The Fiscal Disaster and Monetary Policy
There is little hope of any improvement in the fiscal picture: the most recent numbers reveal that over the past 12 months, the central government has accumulated a recurring deficit of more than 1% of GDP; the recession continues to erode revenues; and there is no political support for approval of measures that could assure even a modest primary surplus, such as the CPMF levy.

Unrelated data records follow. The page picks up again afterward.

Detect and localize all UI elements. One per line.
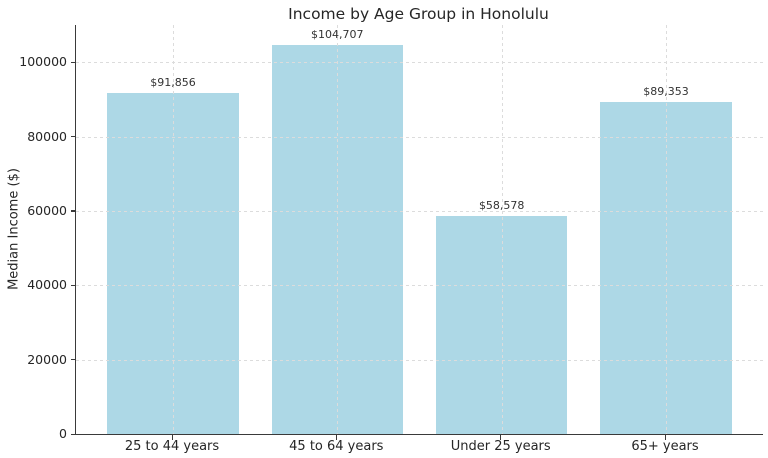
y-tick-mark	[70, 210, 75, 212]
x-tick-label: 45 to 64 years	[289, 439, 384, 454]
y-tick-mark	[70, 433, 75, 435]
y-tick-label: 40000	[27, 277, 67, 293]
plot-area: $91,856 $104,707 $58,578 $89,353	[75, 25, 763, 435]
y-tick-mark	[70, 61, 75, 63]
y-tick-label: 60000	[27, 202, 67, 218]
y-tick-label: 80000	[27, 128, 67, 144]
x-tick-mark	[500, 435, 502, 440]
h-gridline	[76, 136, 763, 138]
bar-value-label: $91,856	[150, 75, 196, 89]
v-gridline	[501, 25, 503, 434]
bar-value-label: $58,578	[478, 199, 525, 213]
x-tick-mark	[335, 435, 338, 440]
chart-title: Income by Age Group in Honolulu	[288, 5, 549, 23]
y-tick-label: 0	[59, 426, 67, 441]
h-gridline	[76, 210, 763, 212]
x-tick-mark	[664, 435, 666, 440]
y-tick-label: 20000	[27, 351, 67, 367]
h-gridline	[76, 62, 763, 64]
y-tick-mark	[70, 136, 75, 138]
y-tick-mark	[70, 284, 75, 287]
v-gridline	[173, 25, 174, 434]
h-gridline	[76, 359, 763, 361]
bar-value-label: $104,707	[311, 27, 364, 41]
x-tick-mark	[171, 435, 173, 440]
x-tick-label: 65+ years	[631, 439, 699, 454]
y-axis-label: Median Income ($)	[6, 168, 22, 290]
y-tick-label: 100000	[19, 54, 67, 70]
v-gridline	[666, 25, 667, 434]
bar-value-label: $89,353	[643, 84, 689, 98]
x-tick-label: 25 to 44 years	[124, 439, 220, 454]
bar-under-25-years	[435, 216, 568, 434]
y-tick-mark	[70, 359, 75, 361]
x-tick-label: Under 25 years	[450, 439, 551, 454]
h-gridline	[76, 285, 763, 287]
bar-25-to-44-years	[107, 92, 239, 434]
v-gridline	[337, 25, 339, 434]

We show in this report that Brazil is not in a fiscal dominance situation, where the effects of monetary policy are inverted: elevation of the interest rate still does not lead to higher inflation. Nevertheless, the worsening fiscal picture is causing the exchange rate to weaken, which raises inflation, and if the Central Bank reacts by hiking the interest rate it will worsen the recession, producing an additional decline in revenue and thus aggravating the fiscal problem. To minimize the need for monetary tightening, the Central Bank has been intervening in the future foreign exchange market, even though the efficiency is limited.
The reduced efficacy of monetary policy is an additional reason to carry out a profound alteration in the fiscal policy field. Over and above a simple adjustment, radical reforms in the fiscal regime are needed in order to generate surpluses in the foreseeable future, enabling the government to meet its intertemporal budget constraint. In the political realm we are very far from such solution.